I executed this on my local machine and it seems to work. Here are the steps:

  1. Launch ROS server
  2. Feed it with data via a client
  3. Do a backup with ros backup -f data -t ros-backup
  4. Wipe the data directory
  5. Launch ROS to create a fresh data directory
  6. Shut down ROS
  7. From the data/realms directory execute find . -type f -name "*.realm*" -exec rm -f | xargs -I file rm -f file
  8. cp -r ros-backup/* data/
  9. Start ROS server
  10. Connect and check restoration

Though, it's not that optimal as a procedure. Also, the command at stage 7 preserve named pipes (not sure what it entails).

Very important note

All of this was done locally to avoid Docker problems as was https://github.com/realm/realm-object-server/issues/406#issuecomment-448623264 So, docker was out of the equation. Concerning mounts, there is no mounts involved. (All on local disk, in a sub directory of my $HOME)

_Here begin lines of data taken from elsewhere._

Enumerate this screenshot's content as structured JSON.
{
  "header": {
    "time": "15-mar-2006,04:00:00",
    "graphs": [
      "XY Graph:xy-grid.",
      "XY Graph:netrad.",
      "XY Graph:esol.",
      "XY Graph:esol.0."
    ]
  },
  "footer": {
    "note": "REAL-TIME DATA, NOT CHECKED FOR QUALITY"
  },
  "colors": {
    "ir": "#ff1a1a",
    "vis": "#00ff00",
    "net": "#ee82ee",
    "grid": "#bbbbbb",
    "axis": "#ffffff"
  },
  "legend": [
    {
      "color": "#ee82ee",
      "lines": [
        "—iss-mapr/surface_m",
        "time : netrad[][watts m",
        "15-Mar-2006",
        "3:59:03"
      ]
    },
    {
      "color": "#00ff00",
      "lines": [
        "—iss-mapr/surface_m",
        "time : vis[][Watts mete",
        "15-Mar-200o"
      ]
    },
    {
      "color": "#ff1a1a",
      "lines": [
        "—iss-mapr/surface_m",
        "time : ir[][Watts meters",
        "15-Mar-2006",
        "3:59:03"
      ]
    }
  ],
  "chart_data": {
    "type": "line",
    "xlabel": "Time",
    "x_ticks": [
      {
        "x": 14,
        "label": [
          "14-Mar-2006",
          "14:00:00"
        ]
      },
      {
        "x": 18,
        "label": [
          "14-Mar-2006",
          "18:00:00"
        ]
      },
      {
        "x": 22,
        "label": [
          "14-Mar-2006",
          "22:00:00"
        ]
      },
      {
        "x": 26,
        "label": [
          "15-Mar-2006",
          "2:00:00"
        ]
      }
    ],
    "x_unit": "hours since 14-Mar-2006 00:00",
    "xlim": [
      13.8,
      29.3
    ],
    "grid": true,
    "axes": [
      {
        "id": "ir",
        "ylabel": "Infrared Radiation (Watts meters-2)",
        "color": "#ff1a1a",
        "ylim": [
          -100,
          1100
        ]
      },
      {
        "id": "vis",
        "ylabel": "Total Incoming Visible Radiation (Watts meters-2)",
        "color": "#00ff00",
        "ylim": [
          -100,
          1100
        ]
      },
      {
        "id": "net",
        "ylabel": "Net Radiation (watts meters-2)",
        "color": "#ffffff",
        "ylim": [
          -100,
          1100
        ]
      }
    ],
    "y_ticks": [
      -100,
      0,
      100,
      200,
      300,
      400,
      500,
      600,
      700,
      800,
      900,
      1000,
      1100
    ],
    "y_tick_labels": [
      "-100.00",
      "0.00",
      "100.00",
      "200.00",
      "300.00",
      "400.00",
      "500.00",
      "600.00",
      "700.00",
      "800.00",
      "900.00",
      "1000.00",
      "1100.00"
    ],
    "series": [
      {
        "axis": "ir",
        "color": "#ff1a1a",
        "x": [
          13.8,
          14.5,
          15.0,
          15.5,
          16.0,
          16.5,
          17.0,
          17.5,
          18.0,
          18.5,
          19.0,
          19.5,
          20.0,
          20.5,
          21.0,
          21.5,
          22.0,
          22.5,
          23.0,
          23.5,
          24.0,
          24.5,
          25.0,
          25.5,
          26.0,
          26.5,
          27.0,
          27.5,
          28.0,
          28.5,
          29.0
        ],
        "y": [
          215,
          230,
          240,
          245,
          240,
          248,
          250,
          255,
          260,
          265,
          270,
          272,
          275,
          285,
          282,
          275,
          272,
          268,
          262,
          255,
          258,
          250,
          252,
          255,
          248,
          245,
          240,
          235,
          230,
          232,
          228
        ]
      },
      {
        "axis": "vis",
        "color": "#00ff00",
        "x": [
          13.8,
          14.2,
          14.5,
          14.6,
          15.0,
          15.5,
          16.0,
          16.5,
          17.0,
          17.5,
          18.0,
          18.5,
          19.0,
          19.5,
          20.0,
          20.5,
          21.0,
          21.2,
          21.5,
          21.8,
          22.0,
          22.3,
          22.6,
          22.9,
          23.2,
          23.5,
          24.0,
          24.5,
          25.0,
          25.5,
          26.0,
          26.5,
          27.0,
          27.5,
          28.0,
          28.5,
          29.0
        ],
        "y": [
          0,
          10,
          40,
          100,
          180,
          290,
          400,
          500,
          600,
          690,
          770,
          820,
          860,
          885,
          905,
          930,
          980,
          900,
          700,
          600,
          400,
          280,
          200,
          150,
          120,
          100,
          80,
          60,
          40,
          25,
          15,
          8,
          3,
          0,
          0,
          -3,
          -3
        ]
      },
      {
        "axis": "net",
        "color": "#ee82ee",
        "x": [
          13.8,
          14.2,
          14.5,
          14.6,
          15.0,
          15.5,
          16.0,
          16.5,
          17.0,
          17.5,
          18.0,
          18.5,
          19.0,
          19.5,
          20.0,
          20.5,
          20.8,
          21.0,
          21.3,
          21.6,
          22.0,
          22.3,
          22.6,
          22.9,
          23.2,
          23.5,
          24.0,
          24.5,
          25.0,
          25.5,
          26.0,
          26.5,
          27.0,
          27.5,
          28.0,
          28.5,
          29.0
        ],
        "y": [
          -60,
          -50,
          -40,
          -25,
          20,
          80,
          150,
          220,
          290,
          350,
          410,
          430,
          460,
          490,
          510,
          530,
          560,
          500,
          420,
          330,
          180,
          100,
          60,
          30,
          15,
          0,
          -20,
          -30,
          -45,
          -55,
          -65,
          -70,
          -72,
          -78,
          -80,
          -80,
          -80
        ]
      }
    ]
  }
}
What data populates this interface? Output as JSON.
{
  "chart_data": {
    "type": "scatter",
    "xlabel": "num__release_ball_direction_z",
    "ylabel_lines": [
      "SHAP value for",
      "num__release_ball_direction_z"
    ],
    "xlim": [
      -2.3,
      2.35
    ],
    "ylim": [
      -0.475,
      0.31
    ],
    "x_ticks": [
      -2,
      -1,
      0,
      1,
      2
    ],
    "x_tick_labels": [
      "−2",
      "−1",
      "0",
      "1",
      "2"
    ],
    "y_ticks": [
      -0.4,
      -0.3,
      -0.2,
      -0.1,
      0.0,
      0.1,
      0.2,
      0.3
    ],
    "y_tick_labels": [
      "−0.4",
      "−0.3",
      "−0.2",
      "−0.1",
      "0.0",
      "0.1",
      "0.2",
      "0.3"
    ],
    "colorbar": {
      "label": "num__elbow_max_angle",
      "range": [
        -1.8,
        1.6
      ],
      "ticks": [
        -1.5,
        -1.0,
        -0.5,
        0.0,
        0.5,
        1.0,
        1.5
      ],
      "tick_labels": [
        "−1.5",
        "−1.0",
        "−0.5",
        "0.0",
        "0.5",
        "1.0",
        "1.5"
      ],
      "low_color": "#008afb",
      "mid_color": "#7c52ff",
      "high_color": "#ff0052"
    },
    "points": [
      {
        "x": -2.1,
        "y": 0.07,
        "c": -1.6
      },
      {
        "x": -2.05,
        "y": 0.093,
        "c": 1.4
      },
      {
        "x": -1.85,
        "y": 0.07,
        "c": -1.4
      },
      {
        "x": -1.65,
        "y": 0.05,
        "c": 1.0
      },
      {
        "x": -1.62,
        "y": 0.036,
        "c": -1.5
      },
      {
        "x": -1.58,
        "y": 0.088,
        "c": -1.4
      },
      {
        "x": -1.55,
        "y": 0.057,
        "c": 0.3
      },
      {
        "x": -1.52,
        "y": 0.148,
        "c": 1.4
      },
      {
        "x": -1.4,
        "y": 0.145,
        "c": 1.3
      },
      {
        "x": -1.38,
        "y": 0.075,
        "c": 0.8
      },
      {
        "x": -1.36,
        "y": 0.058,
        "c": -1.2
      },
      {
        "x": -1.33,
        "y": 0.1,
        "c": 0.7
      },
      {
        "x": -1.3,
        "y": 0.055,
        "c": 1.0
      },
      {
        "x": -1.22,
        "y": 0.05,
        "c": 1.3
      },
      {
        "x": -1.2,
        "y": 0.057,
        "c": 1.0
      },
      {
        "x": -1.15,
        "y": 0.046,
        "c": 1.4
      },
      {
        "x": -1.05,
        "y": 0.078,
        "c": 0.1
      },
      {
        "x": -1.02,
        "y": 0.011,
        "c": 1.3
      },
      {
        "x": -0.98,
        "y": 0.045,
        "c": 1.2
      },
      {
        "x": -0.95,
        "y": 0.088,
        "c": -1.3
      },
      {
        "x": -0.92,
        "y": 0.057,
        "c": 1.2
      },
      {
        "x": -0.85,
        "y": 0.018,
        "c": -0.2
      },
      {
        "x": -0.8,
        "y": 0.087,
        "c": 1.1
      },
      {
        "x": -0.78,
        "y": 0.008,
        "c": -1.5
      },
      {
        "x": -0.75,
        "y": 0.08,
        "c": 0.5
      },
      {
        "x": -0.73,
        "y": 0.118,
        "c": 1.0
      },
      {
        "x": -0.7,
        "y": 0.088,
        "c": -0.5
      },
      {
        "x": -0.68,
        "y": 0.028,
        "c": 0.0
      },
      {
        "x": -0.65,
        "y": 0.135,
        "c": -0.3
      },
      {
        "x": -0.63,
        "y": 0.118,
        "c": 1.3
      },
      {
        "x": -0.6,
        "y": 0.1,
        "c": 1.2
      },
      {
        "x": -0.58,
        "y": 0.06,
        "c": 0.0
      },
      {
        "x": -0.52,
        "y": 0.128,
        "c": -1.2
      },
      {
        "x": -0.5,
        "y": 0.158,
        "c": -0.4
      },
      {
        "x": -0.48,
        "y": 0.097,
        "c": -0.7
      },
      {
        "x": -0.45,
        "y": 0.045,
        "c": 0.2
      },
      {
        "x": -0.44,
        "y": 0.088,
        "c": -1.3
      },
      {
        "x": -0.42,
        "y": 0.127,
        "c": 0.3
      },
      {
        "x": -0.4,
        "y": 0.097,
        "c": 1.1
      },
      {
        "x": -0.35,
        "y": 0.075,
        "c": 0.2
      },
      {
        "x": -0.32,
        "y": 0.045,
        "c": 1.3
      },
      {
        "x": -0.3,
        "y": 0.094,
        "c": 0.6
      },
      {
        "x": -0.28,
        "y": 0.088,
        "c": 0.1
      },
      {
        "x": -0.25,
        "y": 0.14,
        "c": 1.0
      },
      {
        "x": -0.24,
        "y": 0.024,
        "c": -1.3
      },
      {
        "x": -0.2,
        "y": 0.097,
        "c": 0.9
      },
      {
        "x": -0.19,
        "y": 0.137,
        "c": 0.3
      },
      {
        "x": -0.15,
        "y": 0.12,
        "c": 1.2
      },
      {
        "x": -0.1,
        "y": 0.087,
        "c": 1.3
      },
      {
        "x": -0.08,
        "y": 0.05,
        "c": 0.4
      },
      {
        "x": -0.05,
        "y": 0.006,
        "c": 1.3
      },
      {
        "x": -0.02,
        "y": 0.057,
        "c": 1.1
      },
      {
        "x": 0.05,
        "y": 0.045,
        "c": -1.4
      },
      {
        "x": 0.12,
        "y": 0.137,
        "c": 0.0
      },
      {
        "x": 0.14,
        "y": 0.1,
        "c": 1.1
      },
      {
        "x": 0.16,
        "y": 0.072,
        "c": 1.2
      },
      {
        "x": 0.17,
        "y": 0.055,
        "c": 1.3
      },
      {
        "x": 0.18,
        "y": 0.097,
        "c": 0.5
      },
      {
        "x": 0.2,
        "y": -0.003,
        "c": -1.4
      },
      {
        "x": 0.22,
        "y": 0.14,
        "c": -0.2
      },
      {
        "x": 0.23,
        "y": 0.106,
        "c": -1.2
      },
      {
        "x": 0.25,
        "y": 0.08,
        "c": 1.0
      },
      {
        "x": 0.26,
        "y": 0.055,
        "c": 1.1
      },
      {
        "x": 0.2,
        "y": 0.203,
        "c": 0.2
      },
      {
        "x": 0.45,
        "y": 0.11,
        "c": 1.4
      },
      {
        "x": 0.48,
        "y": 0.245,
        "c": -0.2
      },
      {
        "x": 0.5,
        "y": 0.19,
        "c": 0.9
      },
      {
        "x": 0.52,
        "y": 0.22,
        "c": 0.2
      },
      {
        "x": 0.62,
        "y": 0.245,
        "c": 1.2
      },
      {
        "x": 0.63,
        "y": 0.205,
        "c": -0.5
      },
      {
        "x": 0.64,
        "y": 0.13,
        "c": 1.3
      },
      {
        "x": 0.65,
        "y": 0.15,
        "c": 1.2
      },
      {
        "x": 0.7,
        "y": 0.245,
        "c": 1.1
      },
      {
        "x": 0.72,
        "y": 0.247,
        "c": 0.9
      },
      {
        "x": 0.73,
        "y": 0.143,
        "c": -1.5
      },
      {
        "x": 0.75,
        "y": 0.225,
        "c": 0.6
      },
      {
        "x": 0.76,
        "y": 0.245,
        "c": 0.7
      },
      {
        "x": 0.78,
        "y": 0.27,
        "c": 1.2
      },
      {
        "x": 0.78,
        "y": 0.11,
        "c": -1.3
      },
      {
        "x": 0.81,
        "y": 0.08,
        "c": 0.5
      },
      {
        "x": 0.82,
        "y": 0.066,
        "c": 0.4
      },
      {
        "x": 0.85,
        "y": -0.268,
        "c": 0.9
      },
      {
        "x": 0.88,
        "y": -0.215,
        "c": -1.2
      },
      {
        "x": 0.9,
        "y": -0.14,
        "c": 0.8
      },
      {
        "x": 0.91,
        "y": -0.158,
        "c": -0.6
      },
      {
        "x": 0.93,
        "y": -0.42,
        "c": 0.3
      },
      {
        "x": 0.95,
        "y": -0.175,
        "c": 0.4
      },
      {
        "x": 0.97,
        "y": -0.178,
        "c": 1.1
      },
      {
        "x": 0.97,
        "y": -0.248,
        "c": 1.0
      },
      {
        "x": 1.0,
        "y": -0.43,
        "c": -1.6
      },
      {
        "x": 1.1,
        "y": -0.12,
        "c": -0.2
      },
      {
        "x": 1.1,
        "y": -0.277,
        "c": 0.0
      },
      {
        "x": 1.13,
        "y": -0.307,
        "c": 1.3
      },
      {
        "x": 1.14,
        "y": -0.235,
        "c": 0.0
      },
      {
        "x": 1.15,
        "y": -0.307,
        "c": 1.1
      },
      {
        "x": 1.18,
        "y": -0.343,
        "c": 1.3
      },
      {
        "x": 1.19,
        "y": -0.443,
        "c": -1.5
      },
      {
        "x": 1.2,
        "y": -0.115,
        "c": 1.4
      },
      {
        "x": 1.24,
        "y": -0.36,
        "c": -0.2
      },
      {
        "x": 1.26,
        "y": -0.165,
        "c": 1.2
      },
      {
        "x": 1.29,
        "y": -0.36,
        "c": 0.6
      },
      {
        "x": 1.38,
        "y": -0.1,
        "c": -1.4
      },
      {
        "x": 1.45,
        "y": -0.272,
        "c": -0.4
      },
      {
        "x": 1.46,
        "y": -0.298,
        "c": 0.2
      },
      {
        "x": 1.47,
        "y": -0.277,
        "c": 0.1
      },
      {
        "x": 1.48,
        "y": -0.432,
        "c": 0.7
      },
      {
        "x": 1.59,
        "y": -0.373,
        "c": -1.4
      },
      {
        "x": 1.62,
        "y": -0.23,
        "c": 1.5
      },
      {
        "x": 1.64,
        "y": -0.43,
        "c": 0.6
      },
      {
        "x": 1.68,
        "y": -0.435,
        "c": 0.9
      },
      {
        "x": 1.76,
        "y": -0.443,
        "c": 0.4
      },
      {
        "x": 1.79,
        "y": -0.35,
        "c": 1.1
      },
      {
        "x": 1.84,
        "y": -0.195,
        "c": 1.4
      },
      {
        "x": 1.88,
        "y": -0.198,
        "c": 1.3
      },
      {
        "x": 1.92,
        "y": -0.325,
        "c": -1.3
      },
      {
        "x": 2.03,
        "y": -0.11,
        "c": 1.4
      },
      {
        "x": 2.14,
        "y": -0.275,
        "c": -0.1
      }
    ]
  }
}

fealebenpae commented 5 years ago

Alright, thank you - this narrows down where the problem is.

programaths commented 5 years ago

Came back to retry restore and noticed I did a mistake in the steps: (Corrected step 7)

  1. Launch ROS server
  2. Feed it with data via a client
  3. Do a backup with ros backup -f data -t ros-backup
  4. Wipe the data directory
  5. Launch ROS to create a fresh data directory
  6. Shut down ROS
  7. From the data/realms directory execute find . -type f -name ".realm" | xargs -I file rm -f file
  8. cp -r ros-backup/* data/
  9. Start ROS server
  10. Connect and check restoration
morten-krogh commented 5 years ago

Hi @programaths

The server fails in a migration step. However, I suspect it has to do with permissions. That would be our first hypothesis at the moment.

Can I ask you to make a few small experiments.

  1. comparing the case that works with the case that doesn't. Can you look closely at directory ownership and permissions for both the top level directory and the directories one level down.

  2. Try starting the server as root or with sudo. There is no danger in this experiment. The server will not do any harm t your system under any circumstances. The server should generally not run as root, but if it works as root, it would confirm that the problem has to do with permissions.

programaths commented 5 years ago

Hi, I am not working with the company and realm anymore.

I will not be able to provide feedback, neither willing to do so anymore.

morten-krogh commented 5 years ago

@programaths No problem. Sorry about the inconvenience.